Vaccine Effectiveness
Data from the United States shows a significant decrease in measles cases after the introduction of the vaccination program in 1964. The anti-vaxxer movement, fueled by fraudulent research, led to a drop in vaccination rates and a subsequent increase in measles cases.

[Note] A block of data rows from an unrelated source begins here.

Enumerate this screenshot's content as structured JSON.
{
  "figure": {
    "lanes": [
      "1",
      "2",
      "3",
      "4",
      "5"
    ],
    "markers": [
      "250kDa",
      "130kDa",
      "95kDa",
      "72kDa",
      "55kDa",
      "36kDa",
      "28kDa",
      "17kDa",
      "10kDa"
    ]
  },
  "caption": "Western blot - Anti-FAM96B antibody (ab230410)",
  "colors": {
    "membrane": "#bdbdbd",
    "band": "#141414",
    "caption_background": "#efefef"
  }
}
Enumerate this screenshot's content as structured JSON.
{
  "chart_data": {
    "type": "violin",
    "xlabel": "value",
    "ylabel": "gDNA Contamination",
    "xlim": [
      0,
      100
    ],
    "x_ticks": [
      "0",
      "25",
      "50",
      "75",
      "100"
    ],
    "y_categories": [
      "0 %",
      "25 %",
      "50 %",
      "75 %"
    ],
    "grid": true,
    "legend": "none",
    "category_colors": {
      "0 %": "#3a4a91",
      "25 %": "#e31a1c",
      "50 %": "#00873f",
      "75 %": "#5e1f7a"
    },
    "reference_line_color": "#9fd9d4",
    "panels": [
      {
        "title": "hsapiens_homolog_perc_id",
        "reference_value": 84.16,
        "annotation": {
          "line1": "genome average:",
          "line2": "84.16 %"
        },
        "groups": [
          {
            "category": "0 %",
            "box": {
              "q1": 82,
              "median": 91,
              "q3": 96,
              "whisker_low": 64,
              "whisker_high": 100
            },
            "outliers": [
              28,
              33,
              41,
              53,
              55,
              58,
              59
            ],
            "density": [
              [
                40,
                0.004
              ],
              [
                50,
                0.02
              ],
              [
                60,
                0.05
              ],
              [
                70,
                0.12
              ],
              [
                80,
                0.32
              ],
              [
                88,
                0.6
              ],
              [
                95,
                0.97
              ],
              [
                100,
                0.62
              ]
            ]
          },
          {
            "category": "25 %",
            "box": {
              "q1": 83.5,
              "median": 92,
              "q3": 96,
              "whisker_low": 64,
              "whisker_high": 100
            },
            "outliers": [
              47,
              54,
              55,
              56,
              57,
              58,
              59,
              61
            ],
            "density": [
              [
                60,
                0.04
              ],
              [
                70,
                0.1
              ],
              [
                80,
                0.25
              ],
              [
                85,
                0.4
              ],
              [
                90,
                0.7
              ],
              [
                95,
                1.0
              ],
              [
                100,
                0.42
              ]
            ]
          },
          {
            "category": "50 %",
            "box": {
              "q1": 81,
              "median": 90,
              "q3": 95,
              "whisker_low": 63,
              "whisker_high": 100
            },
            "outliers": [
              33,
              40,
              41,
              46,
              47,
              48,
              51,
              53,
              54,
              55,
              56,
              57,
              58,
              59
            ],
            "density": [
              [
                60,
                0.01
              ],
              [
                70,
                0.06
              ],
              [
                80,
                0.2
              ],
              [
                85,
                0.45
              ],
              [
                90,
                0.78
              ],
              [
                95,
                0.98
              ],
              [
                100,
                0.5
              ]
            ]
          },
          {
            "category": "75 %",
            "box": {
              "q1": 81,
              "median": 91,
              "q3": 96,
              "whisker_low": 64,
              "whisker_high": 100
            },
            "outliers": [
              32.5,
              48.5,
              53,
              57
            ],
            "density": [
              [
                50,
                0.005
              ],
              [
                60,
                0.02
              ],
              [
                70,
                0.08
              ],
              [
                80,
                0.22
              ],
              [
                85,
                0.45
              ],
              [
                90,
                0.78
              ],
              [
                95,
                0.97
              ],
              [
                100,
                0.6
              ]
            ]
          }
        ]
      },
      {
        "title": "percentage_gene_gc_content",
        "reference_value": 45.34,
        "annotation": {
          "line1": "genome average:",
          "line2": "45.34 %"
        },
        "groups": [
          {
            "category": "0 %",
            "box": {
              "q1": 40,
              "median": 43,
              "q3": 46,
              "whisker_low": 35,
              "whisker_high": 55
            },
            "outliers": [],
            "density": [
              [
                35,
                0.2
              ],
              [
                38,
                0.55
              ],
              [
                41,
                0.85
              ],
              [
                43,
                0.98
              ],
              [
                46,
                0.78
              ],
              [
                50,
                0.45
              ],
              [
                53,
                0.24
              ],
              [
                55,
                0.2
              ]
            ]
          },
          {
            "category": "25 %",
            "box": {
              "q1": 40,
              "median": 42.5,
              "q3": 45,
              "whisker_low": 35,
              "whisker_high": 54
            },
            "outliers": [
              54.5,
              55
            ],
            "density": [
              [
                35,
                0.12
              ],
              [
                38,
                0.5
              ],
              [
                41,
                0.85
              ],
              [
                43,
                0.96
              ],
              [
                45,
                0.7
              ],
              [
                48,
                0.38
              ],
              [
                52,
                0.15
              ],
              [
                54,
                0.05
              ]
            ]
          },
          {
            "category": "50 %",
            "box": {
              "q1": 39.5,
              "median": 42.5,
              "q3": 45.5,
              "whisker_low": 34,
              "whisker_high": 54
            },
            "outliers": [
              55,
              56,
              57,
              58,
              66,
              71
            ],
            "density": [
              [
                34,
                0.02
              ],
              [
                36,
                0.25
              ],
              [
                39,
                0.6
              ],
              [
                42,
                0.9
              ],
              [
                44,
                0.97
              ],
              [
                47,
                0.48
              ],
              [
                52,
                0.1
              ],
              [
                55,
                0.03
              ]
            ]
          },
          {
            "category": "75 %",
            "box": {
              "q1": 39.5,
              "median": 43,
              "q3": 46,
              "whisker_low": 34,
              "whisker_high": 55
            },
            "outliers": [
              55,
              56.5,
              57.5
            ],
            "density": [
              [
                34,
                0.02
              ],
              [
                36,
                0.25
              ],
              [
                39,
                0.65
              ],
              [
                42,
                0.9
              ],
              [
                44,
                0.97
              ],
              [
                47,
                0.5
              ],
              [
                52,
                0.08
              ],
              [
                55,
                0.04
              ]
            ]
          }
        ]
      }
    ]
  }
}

Comparison of Measles vs. Vaccinated Patients:
| Complication | Measles Patients (per 100) | Vaccinated Patients (per 100) | | --------------------------------- | -------------------------- | ----------------------------- | | Otitis Media | 7 | 0 | | Diarrhea | 8 | 0 | | Pneumonia | 1-6 | 0 | | SSPE (per 100,000) | 4-11 | 0 | | Encephalitis (per 1,000) | 0.5-1 | <1 per 1,000,000 | | Death (per 1,000) | 1 (1-15% in poor healthcare) | 0 |
Known Vaccine Complications:
- Anaphylaxis: 2-14 per 1,000,000
- Decrease in Platelets: 1 in 30,000
- Fever-induced Convulsions: 1 in 3,000 (can be avoided with proper fever management)
Conclusion
Measles is a highly contagious and potentially dangerous disease, but it is preventable through vaccination. Maintaining high vaccination rates is crucial for achieving herd immunity and protecting vulnerable populations. While the vaccine has some known complications, the benefits far outweigh the risks. Education and awareness are essential for combating misinformation and promoting vaccination to eradicate measles.